Théâtre des corps - Drame de la matière
Jean David Nkot
At Artfrofest, we celebrate those rare practices where art serves as both mirror and window reflecting lived realities while inviting deeper understanding across divides. In Théâtre des Corps – Drame de la Matière, Cameroonian artist Jean David Nkot does exactly that, completing a trilogy between Douala and Paris with a powerful, multidimensional exploration of labor, matter, and memory .
Between Figure and Substance
Nkot begins with a visceral reconnection to the human body. In a hyperrealistic figure slices a cacao pod with machete in hand each fold of clothing, each moss‑clad branch captured in vivid detail. This painting speaks to the ongoing realities of agricultural labor in Cameroon, linking colonial legacy and contemporary extraction with a ghostly Warhol‑style backdrop .
Feminine Land & Silent Strength
Elsewhere, scenes of women in blue pagnes — gathered over cocoa beans evoke both sisterhood and sorrow. In Po.box.pain‑and‑false‑laughter.org (2024), a lone figure’s quiet gaze breaks through festive conviviality, reminding us of unseen weariness. Their bodies, at once sensuous and strained, become metaphors for exploited land and undervalued labor .
The Weight of Childhood
At the gallery entrance, mixed‑media works focus on hands etched against imagined maps (l’origine de nos délices.fr, 2025), naming major chocolate brands’ pledges under ILO conventions reminders of how child labor persists despite global laws. These hands are the artist’s call for accountability and our shared responsibility .
Sculptural Resonance & Ceramics as Relics
Nkot extends his language into ceramics and sculpture. His busts and heads (e.g., Blue Bodies, 2024) rendered in earthy blues, evoke cobalt‑stained skin and echo ancient artifacts. Displayed like archaeological findings, they give voice to nameless workers women, men, children frozen mid‑labor, tools nowhere to be found . On jute‑canvas portraits (Corps//matière.cm.org, 2025), youthful faces reveal both innocence and burden, woven into textured, humble surfaces .
Mining Landscapes, soundscapes & reliquaries
The final room, Map of Resources (2025), transforms the space into a makeshift extraction site. Mud‑smeared pipes sprout glass jars of sculpted minerals aluminium, coltan, lithium while anthropomorphic figures, echoing Kota reliquaries, stand as guardians above.
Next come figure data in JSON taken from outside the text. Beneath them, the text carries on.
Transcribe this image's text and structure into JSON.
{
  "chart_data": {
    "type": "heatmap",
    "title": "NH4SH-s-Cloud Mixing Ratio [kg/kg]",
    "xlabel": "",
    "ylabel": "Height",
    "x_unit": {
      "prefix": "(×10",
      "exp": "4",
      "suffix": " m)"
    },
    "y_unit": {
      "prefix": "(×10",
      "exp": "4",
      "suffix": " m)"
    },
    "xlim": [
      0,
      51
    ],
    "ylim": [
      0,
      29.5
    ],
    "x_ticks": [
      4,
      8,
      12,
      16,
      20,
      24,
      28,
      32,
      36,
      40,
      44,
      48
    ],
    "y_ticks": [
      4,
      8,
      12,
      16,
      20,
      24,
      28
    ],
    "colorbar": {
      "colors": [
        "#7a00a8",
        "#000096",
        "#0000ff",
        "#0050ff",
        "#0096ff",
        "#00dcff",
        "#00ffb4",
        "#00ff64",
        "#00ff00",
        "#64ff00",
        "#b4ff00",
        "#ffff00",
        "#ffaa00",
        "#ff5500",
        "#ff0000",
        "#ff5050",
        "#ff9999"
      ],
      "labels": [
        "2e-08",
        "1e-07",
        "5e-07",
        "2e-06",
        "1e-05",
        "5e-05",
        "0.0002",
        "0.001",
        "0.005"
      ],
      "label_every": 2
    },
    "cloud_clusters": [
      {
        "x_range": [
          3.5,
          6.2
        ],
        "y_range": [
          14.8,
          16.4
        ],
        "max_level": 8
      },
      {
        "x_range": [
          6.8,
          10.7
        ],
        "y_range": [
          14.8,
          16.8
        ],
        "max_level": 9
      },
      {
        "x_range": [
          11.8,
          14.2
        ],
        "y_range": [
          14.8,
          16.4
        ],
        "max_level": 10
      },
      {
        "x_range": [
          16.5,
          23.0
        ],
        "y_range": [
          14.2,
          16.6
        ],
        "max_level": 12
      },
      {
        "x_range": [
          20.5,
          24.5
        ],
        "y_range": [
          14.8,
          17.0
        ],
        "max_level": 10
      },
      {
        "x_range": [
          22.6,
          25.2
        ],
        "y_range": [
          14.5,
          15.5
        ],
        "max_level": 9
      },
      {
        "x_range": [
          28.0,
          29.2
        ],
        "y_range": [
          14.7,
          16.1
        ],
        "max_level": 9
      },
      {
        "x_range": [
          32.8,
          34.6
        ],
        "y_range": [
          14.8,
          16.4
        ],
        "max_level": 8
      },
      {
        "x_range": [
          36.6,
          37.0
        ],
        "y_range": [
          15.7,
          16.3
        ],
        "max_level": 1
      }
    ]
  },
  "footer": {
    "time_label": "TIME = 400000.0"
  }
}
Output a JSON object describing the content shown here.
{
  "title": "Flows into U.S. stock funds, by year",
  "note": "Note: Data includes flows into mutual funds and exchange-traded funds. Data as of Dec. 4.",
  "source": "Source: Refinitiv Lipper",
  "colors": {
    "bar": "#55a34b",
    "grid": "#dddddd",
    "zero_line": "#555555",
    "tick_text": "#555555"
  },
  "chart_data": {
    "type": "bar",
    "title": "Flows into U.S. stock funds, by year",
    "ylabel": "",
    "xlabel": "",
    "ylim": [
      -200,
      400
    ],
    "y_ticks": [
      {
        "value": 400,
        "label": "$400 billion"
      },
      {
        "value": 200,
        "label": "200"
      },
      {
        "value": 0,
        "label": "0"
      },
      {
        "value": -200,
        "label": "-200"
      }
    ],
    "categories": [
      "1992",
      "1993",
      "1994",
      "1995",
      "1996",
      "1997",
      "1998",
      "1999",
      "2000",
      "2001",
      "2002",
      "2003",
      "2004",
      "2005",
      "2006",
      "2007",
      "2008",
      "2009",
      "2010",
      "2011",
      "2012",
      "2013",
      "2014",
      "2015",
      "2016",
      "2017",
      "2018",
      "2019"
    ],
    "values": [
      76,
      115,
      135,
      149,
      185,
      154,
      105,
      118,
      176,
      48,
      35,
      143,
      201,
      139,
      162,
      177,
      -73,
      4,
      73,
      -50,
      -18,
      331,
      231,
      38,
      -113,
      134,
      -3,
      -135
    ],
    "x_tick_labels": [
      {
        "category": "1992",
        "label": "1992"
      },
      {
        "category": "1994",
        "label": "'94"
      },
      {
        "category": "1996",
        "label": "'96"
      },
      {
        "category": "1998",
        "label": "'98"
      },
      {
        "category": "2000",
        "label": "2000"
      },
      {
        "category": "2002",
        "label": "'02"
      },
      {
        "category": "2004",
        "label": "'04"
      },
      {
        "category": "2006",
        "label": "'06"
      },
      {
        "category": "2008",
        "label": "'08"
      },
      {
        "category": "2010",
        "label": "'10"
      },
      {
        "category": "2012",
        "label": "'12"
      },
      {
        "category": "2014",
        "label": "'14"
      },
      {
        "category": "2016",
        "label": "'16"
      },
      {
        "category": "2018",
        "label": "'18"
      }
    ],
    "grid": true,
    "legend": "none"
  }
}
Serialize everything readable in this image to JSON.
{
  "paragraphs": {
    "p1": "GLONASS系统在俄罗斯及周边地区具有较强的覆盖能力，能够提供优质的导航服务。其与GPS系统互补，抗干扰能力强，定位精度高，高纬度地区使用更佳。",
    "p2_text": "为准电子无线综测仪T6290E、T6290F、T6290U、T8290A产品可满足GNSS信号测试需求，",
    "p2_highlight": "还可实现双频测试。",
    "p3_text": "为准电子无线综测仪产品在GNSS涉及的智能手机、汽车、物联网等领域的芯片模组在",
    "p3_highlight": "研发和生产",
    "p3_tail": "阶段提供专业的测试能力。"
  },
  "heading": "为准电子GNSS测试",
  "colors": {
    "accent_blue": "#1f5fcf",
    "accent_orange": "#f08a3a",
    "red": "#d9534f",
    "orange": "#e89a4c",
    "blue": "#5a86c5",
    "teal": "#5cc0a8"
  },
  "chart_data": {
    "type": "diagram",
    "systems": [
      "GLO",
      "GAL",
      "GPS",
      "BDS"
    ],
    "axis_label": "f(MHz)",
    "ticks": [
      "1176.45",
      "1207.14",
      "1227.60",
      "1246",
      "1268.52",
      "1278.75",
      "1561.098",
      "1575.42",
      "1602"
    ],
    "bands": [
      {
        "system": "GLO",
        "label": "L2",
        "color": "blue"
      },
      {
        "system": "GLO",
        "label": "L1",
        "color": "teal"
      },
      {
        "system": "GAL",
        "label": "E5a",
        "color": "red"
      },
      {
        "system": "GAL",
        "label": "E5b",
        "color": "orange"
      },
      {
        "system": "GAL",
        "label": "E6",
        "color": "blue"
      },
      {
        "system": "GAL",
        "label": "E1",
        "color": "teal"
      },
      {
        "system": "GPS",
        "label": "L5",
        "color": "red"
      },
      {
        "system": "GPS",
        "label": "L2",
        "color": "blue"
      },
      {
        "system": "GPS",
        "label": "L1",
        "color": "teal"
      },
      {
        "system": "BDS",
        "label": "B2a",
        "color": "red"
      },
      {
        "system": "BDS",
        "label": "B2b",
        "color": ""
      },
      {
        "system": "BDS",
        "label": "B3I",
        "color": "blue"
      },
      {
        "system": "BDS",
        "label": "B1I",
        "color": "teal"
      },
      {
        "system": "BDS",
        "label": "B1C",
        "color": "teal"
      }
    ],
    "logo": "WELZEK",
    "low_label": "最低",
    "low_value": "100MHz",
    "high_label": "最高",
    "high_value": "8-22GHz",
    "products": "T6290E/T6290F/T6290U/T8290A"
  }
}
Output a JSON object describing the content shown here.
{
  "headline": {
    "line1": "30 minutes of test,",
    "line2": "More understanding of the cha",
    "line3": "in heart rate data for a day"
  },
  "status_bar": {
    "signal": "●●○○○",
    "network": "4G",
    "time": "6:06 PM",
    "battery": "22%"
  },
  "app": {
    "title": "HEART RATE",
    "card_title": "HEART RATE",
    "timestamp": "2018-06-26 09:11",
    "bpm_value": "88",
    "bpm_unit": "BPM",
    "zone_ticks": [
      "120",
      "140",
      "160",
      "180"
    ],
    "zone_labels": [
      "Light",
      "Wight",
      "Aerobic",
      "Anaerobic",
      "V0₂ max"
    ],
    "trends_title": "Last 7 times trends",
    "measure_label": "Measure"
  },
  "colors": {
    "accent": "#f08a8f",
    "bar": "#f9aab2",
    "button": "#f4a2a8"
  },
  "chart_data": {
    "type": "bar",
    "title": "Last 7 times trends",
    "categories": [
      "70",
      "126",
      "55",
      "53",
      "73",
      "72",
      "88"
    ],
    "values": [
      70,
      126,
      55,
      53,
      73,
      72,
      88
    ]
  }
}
Scattered tools, sandals, even alcohol sachets, alongside mine‑ambient audio, forge a haunting mise‑en‑scène of material and human extraction intertwined .
Why This Matters?
Théâtre des Corps – Drame de la Matière marks a bold expansion for Nkot from two‑dimensional portraiture into sculptural and installation realms without losing his poetic, piercing engagement with exploitation and dignity . Across paint, clay, found objects, and sound, he weaves a sensory tapestry that asks us to see how our consumption echoes in distant lives and lands.
📅 The exhibition runs through 21 June 2025 at AFIKARIS Gallery, Paris (7 Rue Notre‑Dame‑de‑Nazareth). Curated by Christine Eyene.